I also spoke to her mother at this time to find out that the patient had not been getting ear infections or colds.
After phase one I started to monitor her and you can see, after a about a year, that her teeth are leveling very nicely. It is important to note at this point her lower teeth have not had any treatment yet.
I continued to monitor the patient and after two years I noticed that her lower jaw started to grow a little bit and she started to develop an open bite.
This is when I decided to start the next phase of the treatment plan.
During the second phase of treatment, I would use a combination of my device and braces.
After 6 months wearing my device, you can see that her arch was starting to return to the normal shape.
Once the upper and lower teeth are reasonably leveled, I start the braces.
Her facial mid-line and smile line have been dramatically improved. Her teeth are straight, but more importantly, are configured according to a more normal dental arch form.
This was done without surgery or any shaping of the individual teeth and in a total time in braces that was less than one year.
Current Treatment Philosophy and the Dental Arch
In current dentistry, there are no methods of looking at the normalcy of the arch form itself. As the dental professional, we talk a lot about the occlusion but the arch form itself is assumed to be normal, if the occlusion is normal. The problem is, often times even when the occlusion is normal, the dental arch form is deformed.

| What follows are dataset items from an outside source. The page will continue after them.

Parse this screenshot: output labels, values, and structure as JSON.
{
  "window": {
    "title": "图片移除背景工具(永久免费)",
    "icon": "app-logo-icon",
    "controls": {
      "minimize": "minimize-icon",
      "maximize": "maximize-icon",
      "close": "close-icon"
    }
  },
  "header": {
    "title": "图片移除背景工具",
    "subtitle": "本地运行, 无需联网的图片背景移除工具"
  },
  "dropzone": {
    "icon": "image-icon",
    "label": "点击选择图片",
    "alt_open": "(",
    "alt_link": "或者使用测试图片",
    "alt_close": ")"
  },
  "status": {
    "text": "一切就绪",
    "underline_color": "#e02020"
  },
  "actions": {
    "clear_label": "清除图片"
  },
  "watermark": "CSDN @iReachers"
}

The dental arch form is an anatomically configured biological form in the human skull. The landmark points on my analysis represent the anatomical location of the teeth not by the occlusion itself. The importance of these landmark locations according to the skull anatomy is that they are configured and conformed to the adjacent facial structures, such as the nasal and throat cavities.
The significance of my paradigm is that the dental arch is functionally correlated to the functions of nasal, ear, and throat.
If my patient went through the current method of treatment, she may have the straight teeth but the smile line would have remained deformed and the anatomical function of her mouth would have be negatively impacted.